Zika virus is primarily transmitted through the bite of the Aedes mosquito, though it can also be transmitted through sexual intercourse and from a pregnant woman to her fetus. The virus gained international attention during a widespread outbreak in 2016, causing the World Health Organization to declare a public health emergency of international concern.
The researchers studied Dengue virus for a number of years before shifting to Zika after the outbreak, according to Andrew Hastings, a postdoctoral fellow at the Yale School of Medicine and a co-author of the study. He said the lab has been working on developing a mouse model for the virus, to help scientists develop a potential vaccine or treatment.
In order to do this, researchers inject mice with Zika and observe the effects of the virus on various organs. These mice lack components of their immune system, so they are especially susceptible to the virus, Yockey said.
One result was found in the reproductive organs of male mice 21 days post-infection.

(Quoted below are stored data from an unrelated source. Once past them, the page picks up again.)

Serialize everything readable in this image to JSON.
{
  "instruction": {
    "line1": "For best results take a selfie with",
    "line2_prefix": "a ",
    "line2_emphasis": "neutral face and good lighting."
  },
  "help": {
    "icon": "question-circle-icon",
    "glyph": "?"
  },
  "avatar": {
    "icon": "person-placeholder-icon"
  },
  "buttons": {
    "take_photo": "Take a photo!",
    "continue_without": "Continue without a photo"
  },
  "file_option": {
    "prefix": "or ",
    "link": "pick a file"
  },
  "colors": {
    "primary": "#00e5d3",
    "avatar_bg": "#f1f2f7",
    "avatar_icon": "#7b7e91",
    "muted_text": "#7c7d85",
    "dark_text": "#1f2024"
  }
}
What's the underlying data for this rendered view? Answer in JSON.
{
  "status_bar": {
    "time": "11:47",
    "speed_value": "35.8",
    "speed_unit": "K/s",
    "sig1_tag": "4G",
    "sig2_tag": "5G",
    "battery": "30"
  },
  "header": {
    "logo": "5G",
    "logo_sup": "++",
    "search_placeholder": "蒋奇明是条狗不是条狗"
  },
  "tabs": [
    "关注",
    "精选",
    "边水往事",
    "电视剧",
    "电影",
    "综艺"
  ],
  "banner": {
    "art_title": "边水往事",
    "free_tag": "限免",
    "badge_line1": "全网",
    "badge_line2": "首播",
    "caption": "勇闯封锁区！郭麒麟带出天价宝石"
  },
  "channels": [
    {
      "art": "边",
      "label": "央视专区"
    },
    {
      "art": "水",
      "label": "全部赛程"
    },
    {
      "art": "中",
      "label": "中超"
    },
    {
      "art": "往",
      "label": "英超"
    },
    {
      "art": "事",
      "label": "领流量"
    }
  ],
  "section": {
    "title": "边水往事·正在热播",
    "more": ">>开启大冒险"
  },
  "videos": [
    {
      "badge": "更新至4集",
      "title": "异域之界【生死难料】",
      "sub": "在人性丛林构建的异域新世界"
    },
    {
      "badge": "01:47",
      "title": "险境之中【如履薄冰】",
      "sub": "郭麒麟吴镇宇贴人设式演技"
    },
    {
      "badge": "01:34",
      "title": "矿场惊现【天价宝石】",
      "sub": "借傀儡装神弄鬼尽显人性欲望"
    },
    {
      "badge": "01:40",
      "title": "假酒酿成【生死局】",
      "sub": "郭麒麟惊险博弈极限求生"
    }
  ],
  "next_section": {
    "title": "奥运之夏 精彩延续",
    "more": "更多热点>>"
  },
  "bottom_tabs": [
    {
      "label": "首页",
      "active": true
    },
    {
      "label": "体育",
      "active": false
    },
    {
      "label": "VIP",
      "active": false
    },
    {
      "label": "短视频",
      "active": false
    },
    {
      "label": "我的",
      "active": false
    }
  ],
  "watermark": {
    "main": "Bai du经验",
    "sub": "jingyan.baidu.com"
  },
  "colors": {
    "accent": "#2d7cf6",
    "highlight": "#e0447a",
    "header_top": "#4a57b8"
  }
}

The testes of the Zika-infected mice were notably smaller than those of the non-infected control group, said Ryuta Uraki, a postdoctoral fellow at the Yale School of Medicine and the lead author of the study.
“These results may be very relevant for human men who have been infected with Zika virus, especially those trying to have children,” Yockey said. “They might have fertility problems later in life due to low sperm count.”
With Zika virus still an issue of international concern, labs across the world have been conducting similar research, reaching similar conclusions, Hastings said.
Previous research on human subjects has shown that the virus persists in semen after the symptomatic phase of the virus has passed, said Laura Yockey GRD ’19, co-author of the study.
So far, the consensus among these papers is that Zika reproduction in the tubules where sperm production takes place negatively affects fertility, Uraki said. He added, however, that this paper is the only one to study the presence of Zika in the interstitial tissue of the testes, where testosterone is produced.
“Our paper shows that the virus is able to replicate in the testes of the mouse,” Hastings said. “And that reproduction is what leads to smaller testes and lower testosterone production.”
Identifying causation presented the researchers with a challenge. On one hand, the virus may affect testosterone-producing cells, which leads to lower testosterone production, causing shrinkage of the testes. On the other hand, the virus may kill other cells in the testes, affecting the testosterone-producing cells and lowering testosterone production, Hastings said. The direction of causation remains to be discovered by future research.
It has been widely reported that Zika virus can affect the reproductive system of human females, and that the virus is sexually transmittable even after it is not detectable in most parts of the body, Uraki said. However, there is less information regarding the effects of the virus on the reproductive organs of human males.
“Now that we have looked at the effects of [Zika] in immune deficient mice, it is important that we study the effect of Zika virus on testicular atrophy in humans,” Uraki said.
Zika virus was first identified in monkeys in Uganda in 1947 by researchers studying yellow fever.